Elasticsearch升级

操作流程

Elasticsearch官方提供的Elasticsearch版本升级流程可参考:https://www.elastic.co/guide/en/elasticsearch/reference/current/setup-upgrade.html

在实际操作过程中我们首先遇到的一个问题是:https://github.com/elastic/elasticsearch/pull/7210 ,简单来说就是elasticsearch的低版本和高版本之间采用的压缩处理有所不同,导致低版本的分片在高版本的集群中进行allocation时出错。这个问题在elasticsearch-1.3.2版本中已经解决,在官方的文档中有如下说明: The sequence of events needed to trigger this bug occurs rarely. It may be responsible for the occasional case of corruption that we have seen reported, but which has remained unexplained. We advise users to upgrade, but in the meantime you can avoid this bug completely by disabling compression with the following request:

具体操作如下:

curl -XPUT "http://localhost:9200/_cluster/settings" -d'
{
  "persistent": {
    "indices.recovery.compress": false
  }
}'

解决不同版本间的压缩问题后,我们才开始进行elasticsearch-1.2.2升级到Elasticsearch-1.5.2的操作。
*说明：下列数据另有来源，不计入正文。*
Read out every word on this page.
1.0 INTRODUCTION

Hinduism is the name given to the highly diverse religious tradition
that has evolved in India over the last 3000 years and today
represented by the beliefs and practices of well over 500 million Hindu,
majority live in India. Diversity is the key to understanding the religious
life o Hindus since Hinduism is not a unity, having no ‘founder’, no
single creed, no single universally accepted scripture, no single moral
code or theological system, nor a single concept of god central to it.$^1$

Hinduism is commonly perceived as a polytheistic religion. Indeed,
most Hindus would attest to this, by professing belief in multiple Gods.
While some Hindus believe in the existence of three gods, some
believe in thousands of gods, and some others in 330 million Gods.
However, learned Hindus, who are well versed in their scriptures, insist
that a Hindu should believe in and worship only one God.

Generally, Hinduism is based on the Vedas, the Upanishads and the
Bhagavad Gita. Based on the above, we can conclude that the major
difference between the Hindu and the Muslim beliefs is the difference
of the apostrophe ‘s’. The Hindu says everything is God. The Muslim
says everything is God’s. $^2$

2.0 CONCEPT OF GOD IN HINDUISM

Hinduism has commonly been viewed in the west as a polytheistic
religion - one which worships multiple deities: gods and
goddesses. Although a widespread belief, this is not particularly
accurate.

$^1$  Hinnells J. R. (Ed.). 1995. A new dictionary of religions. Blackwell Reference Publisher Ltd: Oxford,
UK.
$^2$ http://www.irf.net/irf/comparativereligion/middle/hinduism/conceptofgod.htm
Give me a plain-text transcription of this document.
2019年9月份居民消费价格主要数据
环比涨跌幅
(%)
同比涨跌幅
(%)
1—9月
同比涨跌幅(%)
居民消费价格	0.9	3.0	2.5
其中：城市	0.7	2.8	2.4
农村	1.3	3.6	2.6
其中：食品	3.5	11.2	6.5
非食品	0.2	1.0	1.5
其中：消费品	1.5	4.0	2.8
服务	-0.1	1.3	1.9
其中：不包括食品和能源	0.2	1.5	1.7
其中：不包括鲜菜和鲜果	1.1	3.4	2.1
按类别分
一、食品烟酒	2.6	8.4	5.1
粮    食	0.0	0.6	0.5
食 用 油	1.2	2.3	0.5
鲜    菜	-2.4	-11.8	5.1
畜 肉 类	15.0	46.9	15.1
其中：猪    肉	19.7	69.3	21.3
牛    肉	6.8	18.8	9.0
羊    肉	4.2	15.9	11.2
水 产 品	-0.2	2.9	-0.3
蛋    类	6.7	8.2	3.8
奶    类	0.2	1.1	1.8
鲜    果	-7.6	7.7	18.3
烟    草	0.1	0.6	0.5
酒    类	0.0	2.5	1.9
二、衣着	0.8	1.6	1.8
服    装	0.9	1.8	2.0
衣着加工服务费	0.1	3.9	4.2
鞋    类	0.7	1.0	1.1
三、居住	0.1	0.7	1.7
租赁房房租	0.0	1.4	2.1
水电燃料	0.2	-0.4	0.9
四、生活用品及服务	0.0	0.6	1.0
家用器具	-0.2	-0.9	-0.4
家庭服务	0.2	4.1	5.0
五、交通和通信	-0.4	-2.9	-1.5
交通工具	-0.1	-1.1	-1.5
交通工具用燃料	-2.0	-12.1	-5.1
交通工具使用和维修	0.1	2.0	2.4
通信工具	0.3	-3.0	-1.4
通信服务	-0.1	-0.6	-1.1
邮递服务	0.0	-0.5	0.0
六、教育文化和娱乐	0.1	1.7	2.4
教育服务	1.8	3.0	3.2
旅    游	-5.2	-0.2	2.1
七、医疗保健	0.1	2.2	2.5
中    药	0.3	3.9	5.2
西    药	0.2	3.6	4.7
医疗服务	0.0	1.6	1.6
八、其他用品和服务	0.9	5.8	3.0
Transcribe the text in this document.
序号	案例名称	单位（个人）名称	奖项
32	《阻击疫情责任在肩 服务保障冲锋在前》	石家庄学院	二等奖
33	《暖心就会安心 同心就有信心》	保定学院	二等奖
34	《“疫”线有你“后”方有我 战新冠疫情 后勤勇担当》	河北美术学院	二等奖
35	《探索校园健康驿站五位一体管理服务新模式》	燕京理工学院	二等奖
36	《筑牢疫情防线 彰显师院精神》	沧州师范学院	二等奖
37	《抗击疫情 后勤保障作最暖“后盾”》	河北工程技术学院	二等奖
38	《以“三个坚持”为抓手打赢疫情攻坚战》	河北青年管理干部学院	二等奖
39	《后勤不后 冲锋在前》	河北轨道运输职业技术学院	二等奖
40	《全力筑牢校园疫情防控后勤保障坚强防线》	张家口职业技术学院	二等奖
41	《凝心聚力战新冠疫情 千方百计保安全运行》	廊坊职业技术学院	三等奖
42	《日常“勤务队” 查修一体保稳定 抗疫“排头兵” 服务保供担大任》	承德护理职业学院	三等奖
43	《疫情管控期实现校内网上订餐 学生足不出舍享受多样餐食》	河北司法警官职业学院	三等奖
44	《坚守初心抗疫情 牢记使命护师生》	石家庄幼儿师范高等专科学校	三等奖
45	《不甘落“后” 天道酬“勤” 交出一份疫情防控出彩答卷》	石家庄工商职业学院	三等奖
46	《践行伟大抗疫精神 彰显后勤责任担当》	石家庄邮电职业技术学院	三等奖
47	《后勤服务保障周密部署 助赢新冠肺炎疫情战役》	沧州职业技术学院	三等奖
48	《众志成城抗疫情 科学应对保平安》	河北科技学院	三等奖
以下测试均在测试网18.33和18.36两台服务器上操作完成,初始状态下两台服务器上分别部署了两个master节点和data节点

集群节点Elasticsearch升级

  • 操作流程

1.首先执行Elasticsearch-1.2.2集群的索引数据备份

2.关闭elasticsearch-1.2.2集群的recovery.compress

curl -XPUT "http://localhost:9200/_cluster/settings" -d'
        {
              "persistent": {
               "indices.recovery.compress": false
              }
        }'

3.关闭shard reallocation

curl -XPUT localhost:9200/_cluster/settings -d '{
        "transient" : {
            "cluster.routing.allocation.enable" : "none"
            }
        }'

4.关闭集群中需要升级的节点

curl -XPOST 'http://localhost:9200/_cluster/nodes/_local/_shutdown'

5.确认被关闭节点上的分片正确重新分配到集群中还在运行的节点上

6.在服务器上安装好elasticsearch-1.5.2的实例, 将elasticsearch-1.2.2实例的配置文件覆盖elasticsearch-1.5.2的配置文件; 同时elasticsearch-1.5.2节点的data目录和elasticsearch-1.2.2的data目录做一个symbolic link:

cp /app/IDC/KT-ES/elasticsearch-1.2.2-data/config/* ./config/
cp -r /app/IDC/KT-ES/elasticsearch-1.2.2-master/bin/service* ./bin/service
ln -s /app/IDC/KT-ES/elasticsearch-1.2.2-data/data/ ./data

7.启动新升级的elasticsearch-1.5.2节点,确认其正常加入cluster 8.恢复分片的reallocation

curl -XPUT localhost:9200/_cluster/settings -d '{
            "transient" : {
                   "cluster.routing.allocation.enable" : "all"
            }
        }'

9.观察所有分片可能在所有的节点上allocated。分片balance会花费一些时间

10.针对所有剩下的节点,重复上述操作步骤。

11.待所有节点操作完成后,执行如下命令:

curl -XPUT localhost:9200/_cluster/settings -d '{
        "persistent" : {
            "cluster.routing.allocation.disable_allocation" : true
            }
       }

同时整个集群进行重启;

12.待所有节点操作完成后,打开indices.recovery.compress,同时整个集群进行重启。